The first ever World Hepatitis Summit hosted by the Scottish Government and co-sponsored by the World Hepatitis Alliance and the World Health Organisation was held in Glasgow, 2-4 September 2015. Over eighty countries were represented at the Summit which brought together delegates from national governments, World Hepatitis Alliance member organisations, public health and the pharmaceutical industry.
There was a spine-tingling energy in the room for the opening of the Summit; many delegates remarked later that they had a clear sense that history was being made and the growing global commitment to addressing hepatitis could only be advanced as a result.
“We know how to prevent viral hepatitis, we have a safe and effective vaccine for hepatitis B, and we now have medicines that can cure people with hepatitis C and control hepatitis B infection,” said Dr Gottfried Hirnschall, Director of the WHO’s Global Hepatitis Programme. “This summit is a wake-up call to build momentum to prevent, diagnose, treat - and eventually eliminate viral hepatitis as a public health problem.”
Voices from the affected community were powerful on the first day with individuals clearly articulating in personal terms some of the gaps in addressing viral hepatitis in different regions of the world. With viral hepatitis now ranked 7th on a table of leading causes of death worldwide, the importance of the development and implementation of hepatitis action plans in all countries was stressed.
"We can eliminate viral hepatitis as a major global killer but we must all work together to make that vision a reality,” said Charles Gore, President of the World Hepatitis Alliance.
Interestingly, Georgia was reported as the first country to set a goal of eliminating hepatitis. Georgia has set targets to have 95% of people living with hepatitis C diagnosed; 95% of those diagnosed linked to care; 95% of those linked to care treated and 95% of those treated, cured by 2020. Many will obviously be monitoring the implementation of this particular plan over the next 5-6 years.
To support other countries in development of national action plans, the Summit included a simulation exercise facilitated by the Coalition for the Eradication of Viral Hepatitis in Asia Pacific (CEVHAP). The WHO also launched a new manual for the development and assessment of national viral hepatitis plans at the summit.
WHO officials stressed the importance of national leadership and courage to take responsibility for eliminating viral hepatitis as a public health concern. The new language of elimination ‘as a public health concern’ is, I think, helpful – it seeks to set aside academic arguments of whether elimination of hepatitis is technically possible and supports a focus on key public health interventions which need to be scaled up, including hepatitis B vaccinations, harm reduction measures, access to hepatitis B treatment and hepatitis C cures.
The call for elimination began at the World Health Assembly in 2014 and is partially supported in the 2030 Agenda for Sustainable Development, goal 3.3. which mentions combating hepatitis. Clearly, hepatitis is on the global health agenda and the WHO is working on the development of a global strategy which includes relevant targets and the elimination of hepatitis. Their work to date was presented together with a discussion on the financing of elimination and how it can be made affordable.

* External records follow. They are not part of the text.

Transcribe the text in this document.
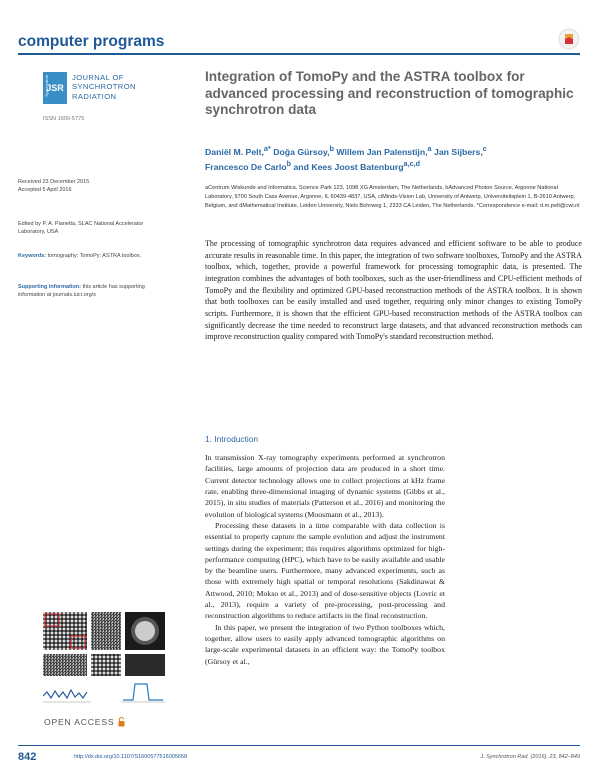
computer programs
Synchrotron
JSR
JOURNAL OF
SYNCHROTRON
RADIATION
ISSN 1600-5775
Integration of TomoPy and the ASTRA toolbox for advanced processing and reconstruction of tomographic synchrotron data
Daniël M. Pelt,$^{a*}$ Doğa Gürsoy,$^b$ Willem Jan Palenstijn,$^a$ Jan Sijbers,$^c$
Francesco De Carlo$^b$ and Kees Joost Batenburg$^{a,c,d}$
aCentrum Wiskunde and Informatica, Science Park 123, 1098 XG Amsterdam, The Netherlands, bAdvanced Photon Source, Argonne National Laboratory, 9700 South Cass Avenue, Argonne, IL 60439-4837, USA, ciMinds-Vision Lab, University of Antwerp, Universiteitsplein 1, B-2610 Antwerp, Belgium, and dMathematical Institute, Leiden University, Niels Bohrweg 1, 2333 CA Leiden, The Netherlands. *Correspondence e-mail: d.m.pelt@cwi.nl
Received 23 December 2015
Accepted 5 April 2016
Edited by P. A. Pianetta, SLAC National Accelerator Laboratory, USA
Keywords: tomography; TomoPy; ASTRA toolbox.
Supporting information: this article has supporting information at journals.iucr.org/s
The processing of tomographic synchrotron data requires advanced and efficient software to be able to produce accurate results in reasonable time. In this paper, the integration of two software toolboxes, TomoPy and the ASTRA toolbox, which, together, provide a powerful framework for processing tomographic data, is presented. The integration combines the advantages of both toolboxes, such as the user-friendliness and CPU-efficient methods of TomoPy and the flexibility and optimized GPU-based reconstruction methods of the ASTRA toolbox. It is shown that both toolboxes can be easily installed and used together, requiring only minor changes to existing TomoPy scripts. Furthermore, it is shown that the efficient GPU-based reconstruction methods of the ASTRA toolbox can significantly decrease the time needed to reconstruct large datasets, and that advanced reconstruction methods can improve reconstruction quality compared with TomoPy's standard reconstruction method.
1. Introduction

In transmission X-ray tomography experiments performed at synchrotron facilities, large amounts of projection data are produced in a short time. Current detector technology allows one to collect projections at kHz frame rate, enabling three-dimensional imaging of dynamic systems (Gibbs et al., 2015), in situ studies of materials (Patterson et al., 2016) and monitoring the evolution of biological systems (Moosmann et al., 2013).

Processing these datasets in a time comparable with data collection is essential to properly capture the sample evolution and adjust the instrument settings during the experiment; this requires algorithms optimized for high-performance computing (HPC), which have to be easily available and usable by the beamline users. Furthermore, many advanced experiments, such as those with extremely high spatial or temporal resolutions (Sakdinawat & Attwood, 2010; Mokso et al., 2013) and of dose-sensitive objects (Lovric et al., 2013), require a variety of pre-processing, post-processing and reconstruction algorithms to reduce artifacts in the final reconstruction.

In this paper, we present the integration of two Python toolboxes which, together, allow users to easily apply advanced tomographic algorithms on large-scale experimental datasets in an efficient way: the TomoPy toolbox (Gürsoy et al.,

OPEN ACCESS
842	http://dx.doi.org/10.1107/S1600577516005658	J. Synchrotron Rad. (2016). 23, 842–849
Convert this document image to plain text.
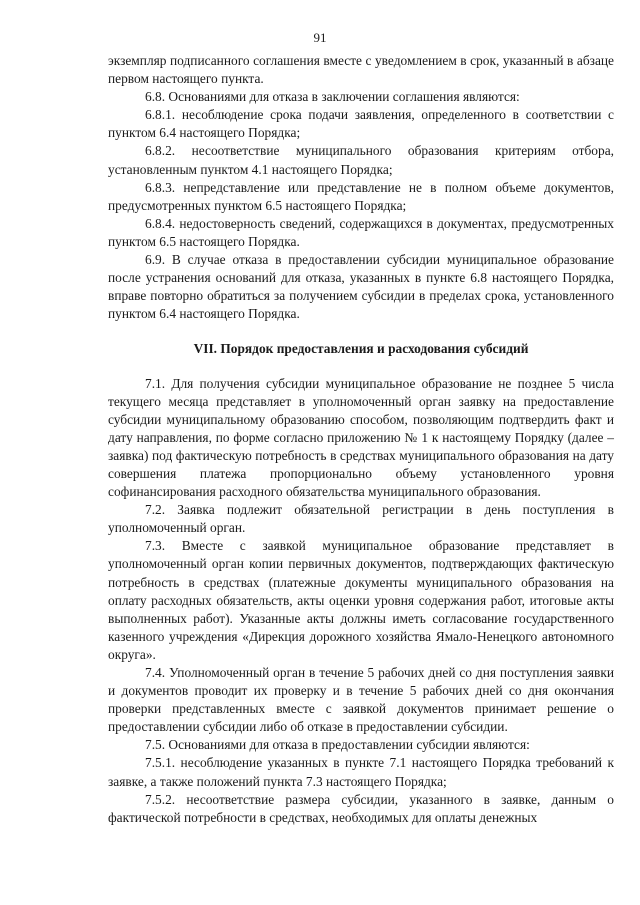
91

экземпляр подписанного соглашения вместе с уведомлением в срок, указанный в абзаце первом настоящего пункта.

6.8. Основаниями для отказа в заключении соглашения являются:

6.8.1. несоблюдение срока подачи заявления, определенного в соответствии с пунктом 6.4 настоящего Порядка;

6.8.2. несоответствие муниципального образования критериям отбора, установленным пунктом 4.1 настоящего Порядка;

6.8.3. непредставление или представление не в полном объеме документов, предусмотренных пунктом 6.5 настоящего Порядка;

6.8.4. недостоверность сведений, содержащихся в документах, предусмотренных пунктом 6.5 настоящего Порядка.

6.9. В случае отказа в предоставлении субсидии муниципальное образование после устранения оснований для отказа, указанных в пункте 6.8 настоящего Порядка, вправе повторно обратиться за получением субсидии в пределах срока, установленного пунктом 6.4 настоящего Порядка.

VII. Порядок предоставления и расходования субсидий

7.1. Для получения субсидии муниципальное образование не позднее 5 числа текущего месяца представляет в уполномоченный орган заявку на предоставление субсидии муниципальному образованию способом, позволяющим подтвердить факт и дату направления, по форме согласно приложению № 1 к настоящему Порядку (далее – заявка) под фактическую потребность в средствах муниципального образования на дату совершения платежа пропорционально объему установленного уровня софинансирования расходного обязательства муниципального образования.

7.2. Заявка подлежит обязательной регистрации в день поступления в уполномоченный орган.

7.3. Вместе с заявкой муниципальное образование представляет в уполномоченный орган копии первичных документов, подтверждающих фактическую потребность в средствах (платежные документы муниципального образования на оплату расходных обязательств, акты оценки уровня содержания работ, итоговые акты выполненных работ). Указанные акты должны иметь согласование государственного казенного учреждения «Дирекция дорожного хозяйства Ямало-Ненецкого автономного округа».

7.4. Уполномоченный орган в течение 5 рабочих дней со дня поступления заявки и документов проводит их проверку и в течение 5 рабочих дней со дня окончания проверки представленных вместе с заявкой документов принимает решение о предоставлении субсидии либо об отказе в предоставлении субсидии.

7.5. Основаниями для отказа в предоставлении субсидии являются:

7.5.1. несоблюдение указанных в пункте 7.1 настоящего Порядка требований к заявке, а также положений пункта 7.3 настоящего Порядка;

7.5.2. несоответствие размера субсидии, указанного в заявке, данным о фактической потребности в средствах, необходимых для оплаты денежных
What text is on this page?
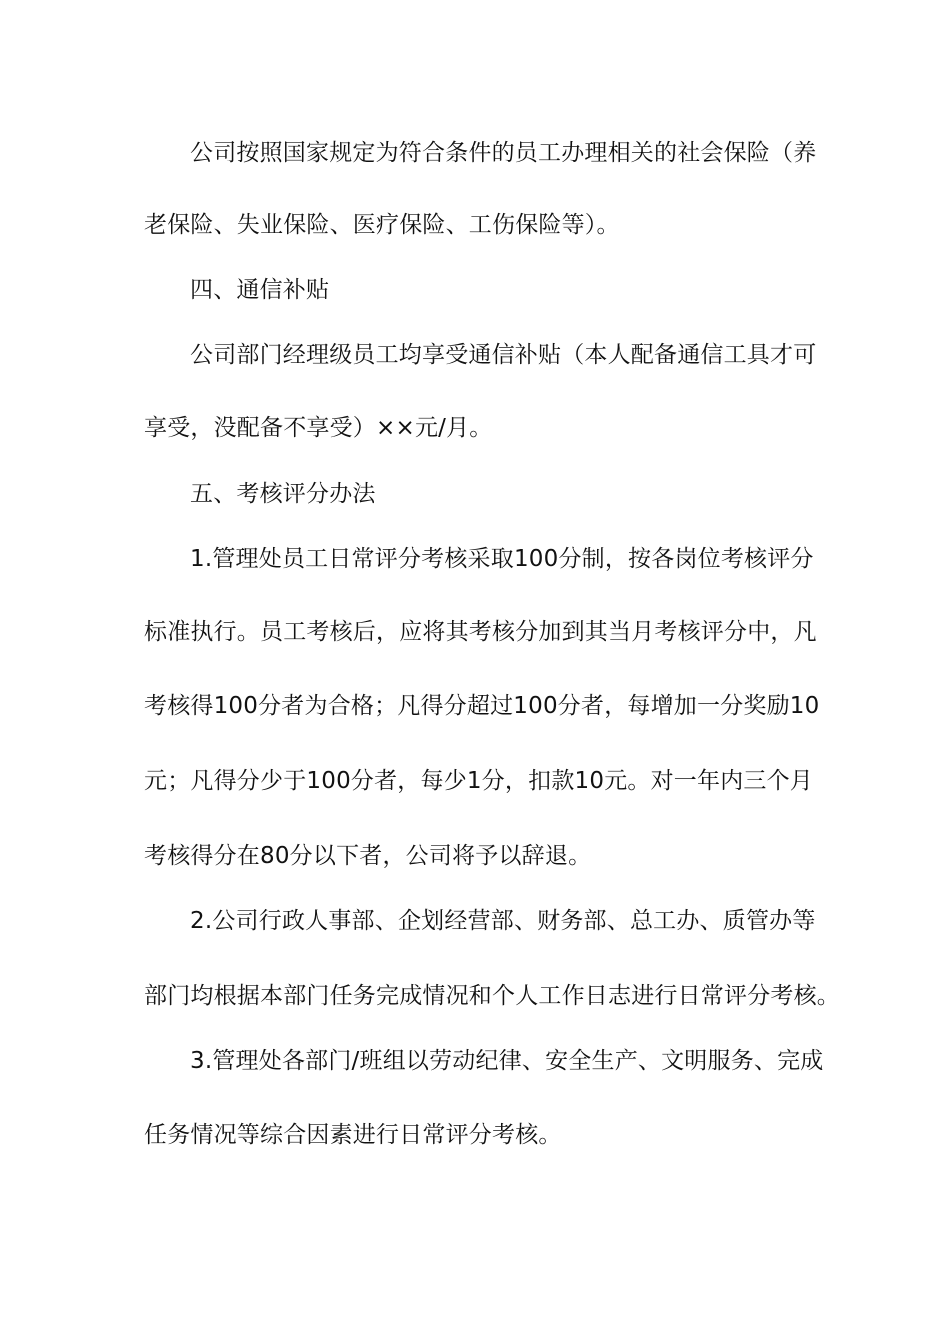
公司按照国家规定为符合条件的员工办理相关的社会保险（养
老保险、失业保险、医疗保险、工伤保险等）。
四、通信补贴
公司部门经理级员工均享受通信补贴（本人配备通信工具才可
享受，没配备不享受）××元/月。
五、考核评分办法
1.管理处员工日常评分考核采取100分制，按各岗位考核评分
标准执行。员工考核后，应将其考核分加到其当月考核评分中，凡
考核得100分者为合格；凡得分超过100分者，每增加一分奖励10
元；凡得分少于100分者，每少1分，扣款10元。对一年内三个月
考核得分在80分以下者，公司将予以辞退。
2.公司行政人事部、企划经营部、财务部、总工办、质管办等
部门均根据本部门任务完成情况和个人工作日志进行日常评分考核。
3.管理处各部门/班组以劳动纪律、安全生产、文明服务、完成
任务情况等综合因素进行日常评分考核。
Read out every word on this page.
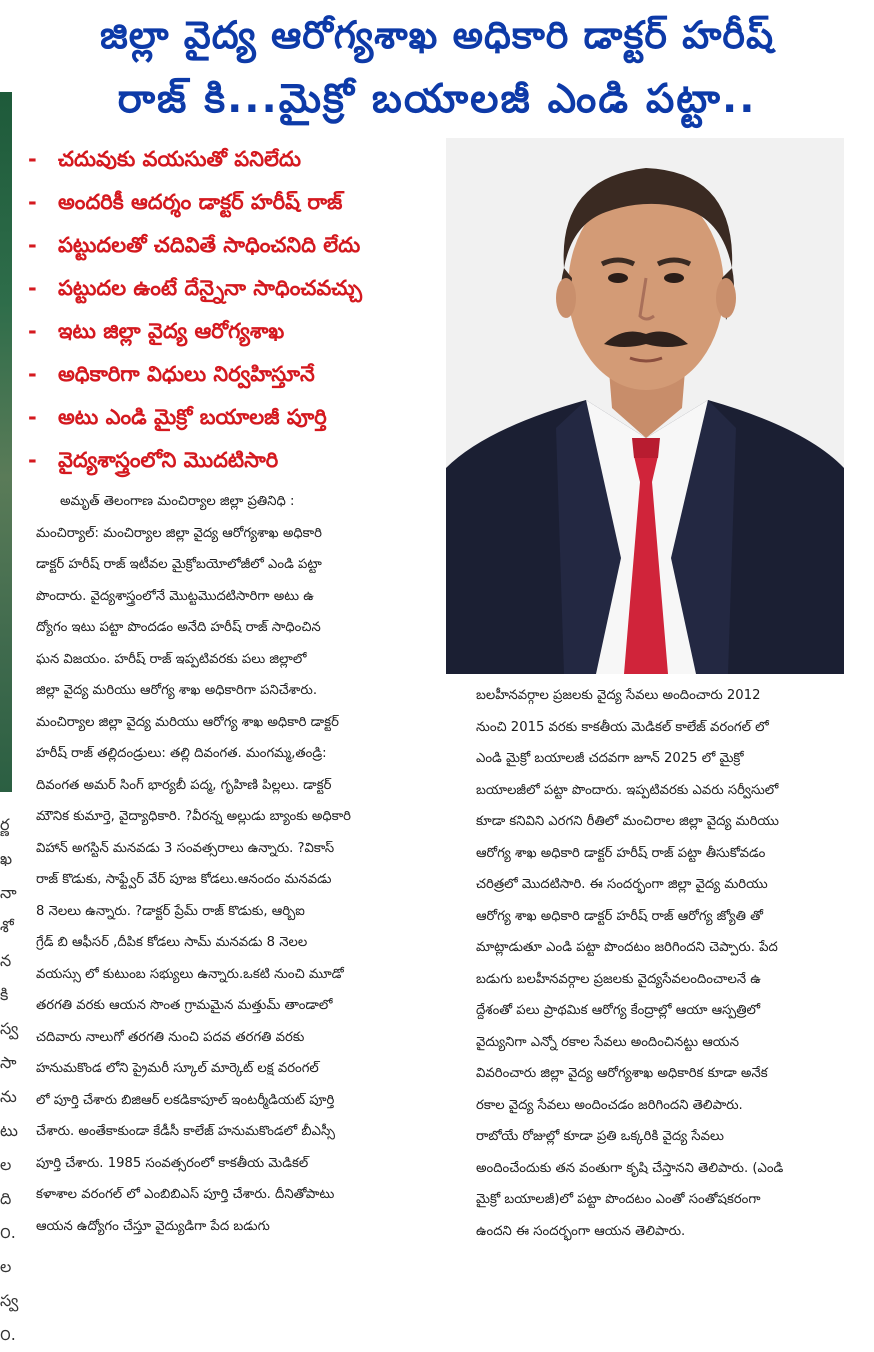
జిల్లా వైద్య ఆరోగ్యశాఖ అధికారి డాక్టర్ హరీష్
రాజ్ కి...మైక్రో బయాలజీ ఎండి పట్టా..
ర్ణ
ఖ
నా
శో
న
కి
స్వ
సా
ను
టు
ల
ది
౦.
ల
స్వ
౦.
- చదువుకు వయసుతో పనిలేదు
- అందరికీ ఆదర్శం డాక్టర్ హరీష్ రాజ్
- పట్టుదలతో చదివితే సాధించనిది లేదు
- పట్టుదల ఉంటే దేన్నైనా సాధించవచ్చు
- ఇటు జిల్లా వైద్య ఆరోగ్యశాఖ
- అధికారిగా విధులు నిర్వహిస్తూనే
- అటు ఎండి మైక్రో బయాలజీ పూర్తి
- వైద్యశాస్త్రంలోని మొదటిసారి
అమృత్ తెలంగాణ మంచిర్యాల జిల్లా ప్రతినిధి :
మంచిర్యాల్: మంచిర్యాల జిల్లా వైద్య ఆరోగ్యశాఖ అధికారి
డాక్టర్ హరీష్ రాజ్ ఇటీవల మైక్రోబయోలోజీలో ఎండి పట్టా
పొందారు. వైద్యశాస్త్రంలోనే మొట్టమొదటిసారిగా అటు ఉ
ద్యోగం ఇటు పట్టా పొందడం అనేది హరీష్ రాజ్ సాధించిన
ఘన విజయం. హరీష్ రాజ్ ఇప్పటివరకు పలు జిల్లాలో
జిల్లా వైద్య మరియు ఆరోగ్య శాఖ అధికారిగా పనిచేశారు.
మంచిర్యాల జిల్లా వైద్య మరియు ఆరోగ్య శాఖ అధికారి డాక్టర్
హరీష్ రాజ్ తల్లిదండ్రులు: తల్లి దివంగత. మంగమ్మ,తండ్రి:
దివంగత అమర్ సింగ్ భార్యబీ పద్మ, గృహిణి పిల్లలు. డాక్టర్
మౌనిక కుమార్తె, వైద్యాధికారి. ?వీరన్న అల్లుడు బ్యాంకు అధికారి
విహాన్ అగస్టిన్ మనవడు 3 సంవత్సరాలు ఉన్నారు. ?వికాస్
రాజ్ కొడుకు, సాఫ్ట్వేర్ వేర్ పూజ కోడలు.ఆనందం మనవడు
8 నెలలు ఉన్నారు. ?డాక్టర్ ప్రేమ్ రాజ్ కొడుకు, ఆర్బిఐ
గ్రేడ్ బి ఆఫీసర్ ,దీపిక కోడలు సామ్ మనవడు 8 నెలల
వయస్సు లో కుటుంబ సభ్యులు ఉన్నారు.ఒకటి నుంచి మూడో
తరగతి వరకు ఆయన సొంత గ్రామమైన మత్తుమ్ తాండాలో
చదివారు నాలుగో తరగతి నుంచి పదవ తరగతి వరకు
హనుమకొండ లోని ప్రైమరీ స్కూల్ మార్కెట్ లక్ష వరంగల్
లో పూర్తి చేశారు బిజిఆర్ లకడికాపూల్ ఇంటర్మీడియట్ పూర్తి
చేశారు. అంతేకాకుండా కేడీసీ కాలేజ్ హనుమకొండలో బీఎస్సీ
పూర్తి చేశారు. 1985 సంవత్సరంలో కాకతీయ మెడికల్
కళాశాల వరంగల్ లో ఎంబిబిఎస్ పూర్తి చేశారు. దీనితోపాటు
ఆయన ఉద్యోగం చేస్తూ వైద్యుడిగా పేద బడుగు
బలహీనవర్గాల ప్రజలకు వైద్య సేవలు అందించారు 2012
నుంచి 2015 వరకు కాకతీయ మెడికల్ కాలేజ్ వరంగల్ లో
ఎండి మైక్రో బయాలజీ చదవగా జూన్ 2025 లో మైక్రో
బయాలజీలో పట్టా పొందారు. ఇప్పటివరకు ఎవరు సర్వీసులో
కూడా కనివిని ఎరగని రీతిలో మంచిరాల జిల్లా వైద్య మరియు
ఆరోగ్య శాఖ అధికారి డాక్టర్ హరీష్ రాజ్ పట్టా తీసుకోవడం
చరిత్రలో మొదటిసారి. ఈ సందర్భంగా జిల్లా వైద్య మరియు
ఆరోగ్య శాఖ అధికారి డాక్టర్ హరీష్ రాజ్ ఆరోగ్య జ్యోతి తో
మాట్లాడుతూ ఎండి పట్టా పొందటం జరిగిందని చెప్పారు. పేద
బడుగు బలహీనవర్గాల ప్రజలకు వైద్యసేవలందించాలనే ఉ
ద్దేశంతో పలు ప్రాథమిక ఆరోగ్య కేంద్రాల్లో ఆయా ఆస్పత్రిలో
వైద్యునిగా ఎన్నో రకాల సేవలు అందించినట్టు ఆయన
వివరించారు జిల్లా వైద్య ఆరోగ్యశాఖ అధికారిక కూడా అనేక
రకాల వైద్య సేవలు అందించడం జరిగిందని తెలిపారు.
రాబోయే రోజుల్లో కూడా ప్రతి ఒక్కరికి వైద్య సేవలు
అందించేందుకు తన వంతుగా కృషి చేస్తానని తెలిపారు. (ఎండి
మైక్రో బయాలజీ)లో పట్టా పొందటం ఎంతో సంతోషకరంగా
ఉందని ఈ సందర్భంగా ఆయన తెలిపారు.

Their aim is to have a final draft of the global strategy and targets ready for ratification at the World Health Assembly in May 2016.
The Summit ended with the Glasgow Declaration which urges governments across the world to develop and fund national hepatitis plans and sign up to new global targets to eliminate viral hepatitis as a public health concern when they are presented at the World Health Assembly in May next year.
Planning for the second World Hepatitis Summit has begun; it will take place in São Paulo, Brazil.